Konner Horton

Using the OpenAI API

2024-06-02

Recently I decided to figure out how I can use a large language model to read engineering and construction documents. There is a lot for me to learn since I know nothing. But, with the magic of the internet, I am overly confident that I can achieve something useful.

I am starting with a OpenAI cookbook on “Question Answering Using Embeddings”, this will be my first guide.

The Goal:

Build a tool that uses the OpenAI API to analysis large amounts of text from a project and answer questions. Preferably this tool returns not only the answer, but a list of locations within the documents where the answer can be found.

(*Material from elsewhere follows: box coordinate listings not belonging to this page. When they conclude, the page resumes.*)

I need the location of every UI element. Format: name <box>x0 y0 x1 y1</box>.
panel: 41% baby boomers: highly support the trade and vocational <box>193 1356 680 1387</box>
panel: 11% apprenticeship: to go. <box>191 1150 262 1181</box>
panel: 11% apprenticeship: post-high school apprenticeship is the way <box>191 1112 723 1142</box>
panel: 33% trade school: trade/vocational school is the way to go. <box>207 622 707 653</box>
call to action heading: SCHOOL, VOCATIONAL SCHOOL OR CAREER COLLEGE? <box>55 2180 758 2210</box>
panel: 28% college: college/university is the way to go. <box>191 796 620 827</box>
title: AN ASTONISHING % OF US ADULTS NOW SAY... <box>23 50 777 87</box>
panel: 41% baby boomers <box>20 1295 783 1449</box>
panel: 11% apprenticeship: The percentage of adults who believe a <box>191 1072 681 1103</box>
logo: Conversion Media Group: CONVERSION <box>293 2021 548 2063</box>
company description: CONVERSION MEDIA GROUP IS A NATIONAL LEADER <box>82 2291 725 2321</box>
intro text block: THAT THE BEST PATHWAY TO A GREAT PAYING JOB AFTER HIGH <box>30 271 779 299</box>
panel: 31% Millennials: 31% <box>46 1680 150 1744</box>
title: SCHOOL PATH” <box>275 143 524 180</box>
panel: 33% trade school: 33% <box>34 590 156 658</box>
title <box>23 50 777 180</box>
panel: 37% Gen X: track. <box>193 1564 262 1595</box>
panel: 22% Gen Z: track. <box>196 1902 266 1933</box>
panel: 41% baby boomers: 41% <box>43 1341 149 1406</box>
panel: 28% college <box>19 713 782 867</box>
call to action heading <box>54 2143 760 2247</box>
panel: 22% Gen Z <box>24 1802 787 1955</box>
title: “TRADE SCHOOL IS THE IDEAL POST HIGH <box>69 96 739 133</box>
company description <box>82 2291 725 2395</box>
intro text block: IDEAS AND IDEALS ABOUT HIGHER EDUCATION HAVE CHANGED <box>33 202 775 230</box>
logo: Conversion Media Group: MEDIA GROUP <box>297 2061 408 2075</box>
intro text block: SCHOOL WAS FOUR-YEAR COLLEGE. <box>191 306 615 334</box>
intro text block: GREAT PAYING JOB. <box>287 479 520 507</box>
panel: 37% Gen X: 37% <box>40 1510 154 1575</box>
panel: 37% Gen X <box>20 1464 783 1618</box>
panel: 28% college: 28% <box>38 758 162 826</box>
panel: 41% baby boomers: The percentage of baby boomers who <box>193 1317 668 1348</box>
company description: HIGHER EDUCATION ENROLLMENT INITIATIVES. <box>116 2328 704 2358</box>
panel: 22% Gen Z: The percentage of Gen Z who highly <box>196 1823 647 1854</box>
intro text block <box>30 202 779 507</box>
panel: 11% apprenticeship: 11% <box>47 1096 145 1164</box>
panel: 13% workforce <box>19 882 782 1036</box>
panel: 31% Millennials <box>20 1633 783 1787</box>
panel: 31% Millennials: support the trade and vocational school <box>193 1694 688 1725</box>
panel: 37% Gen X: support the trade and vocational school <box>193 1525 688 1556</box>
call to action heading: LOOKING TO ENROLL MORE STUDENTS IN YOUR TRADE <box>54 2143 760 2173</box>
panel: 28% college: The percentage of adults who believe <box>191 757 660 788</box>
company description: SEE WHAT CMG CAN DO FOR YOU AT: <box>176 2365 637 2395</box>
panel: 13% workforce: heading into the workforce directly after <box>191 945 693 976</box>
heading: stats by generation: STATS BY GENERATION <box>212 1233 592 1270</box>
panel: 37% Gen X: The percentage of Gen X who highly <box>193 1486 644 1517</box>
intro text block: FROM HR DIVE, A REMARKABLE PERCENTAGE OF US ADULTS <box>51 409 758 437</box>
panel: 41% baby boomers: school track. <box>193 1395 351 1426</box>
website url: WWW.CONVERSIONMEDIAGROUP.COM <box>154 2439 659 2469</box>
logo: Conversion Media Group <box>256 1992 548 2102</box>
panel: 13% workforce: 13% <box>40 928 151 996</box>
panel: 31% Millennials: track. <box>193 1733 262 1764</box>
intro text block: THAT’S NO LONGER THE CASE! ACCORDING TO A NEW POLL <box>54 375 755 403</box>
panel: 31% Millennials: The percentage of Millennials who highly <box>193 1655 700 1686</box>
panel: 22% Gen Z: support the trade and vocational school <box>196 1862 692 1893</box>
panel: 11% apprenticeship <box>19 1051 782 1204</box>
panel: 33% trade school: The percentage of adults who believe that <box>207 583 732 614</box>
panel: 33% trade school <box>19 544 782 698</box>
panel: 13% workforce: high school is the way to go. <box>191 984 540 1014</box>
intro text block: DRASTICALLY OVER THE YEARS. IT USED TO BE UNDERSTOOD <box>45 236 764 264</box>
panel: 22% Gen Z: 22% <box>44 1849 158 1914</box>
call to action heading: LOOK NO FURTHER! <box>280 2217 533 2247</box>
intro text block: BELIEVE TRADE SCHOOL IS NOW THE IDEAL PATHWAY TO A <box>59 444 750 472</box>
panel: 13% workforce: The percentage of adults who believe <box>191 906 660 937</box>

Some potential road blocks (and things to learn)

Hofstadter’s Law

This will almost certainly follow Hofstadter’s Law, so I’ll try to be patient.

PDF Parsing

Parsing the pdf’s systematically in order to meaningfully reference information sources will require breaking the text into chunks that are related. Initially, I will try to do this on a document heading basis (i.e. from the table of contents). However, reports are written by different groups so they will be formatted differently. Even those written by the same person may have inconsistent formatting. Executing this programmatically without thousands of special cases / exceptions might be nearly impossible in a reasonable amount of time.

Source Referencing

Assuming I can parse the pdf’s meaningfully, I’ll then need to figure out a system to reference text chunks (and their locations). I have some ideas on this, and think it will be significantly easier than parsing, but we’ll see how delusional I am.

Vector Databases

The shear mass of data might decrease the speed significantly. To solve this, I think I will need to learn about vector databases.

Security

The information in the pdf’s will likely be confidential. Therefore, using OpenAI could be problematic since I am pretty sure whatever I feed their API they will likely hold on to. So, I will need to find a more secure solution. At the start, I will use publicly available work (probably mostly from US government guidance documents). But I will eventually need to figure out how to (I think) store and use the model locally, so the information doesn’t get out into the wild. I think this will mean selecting a new model. Since the bulk of the work will be in preparing content to use in the model (see pdf parsing), it’s not critical to nail down my selection just yet.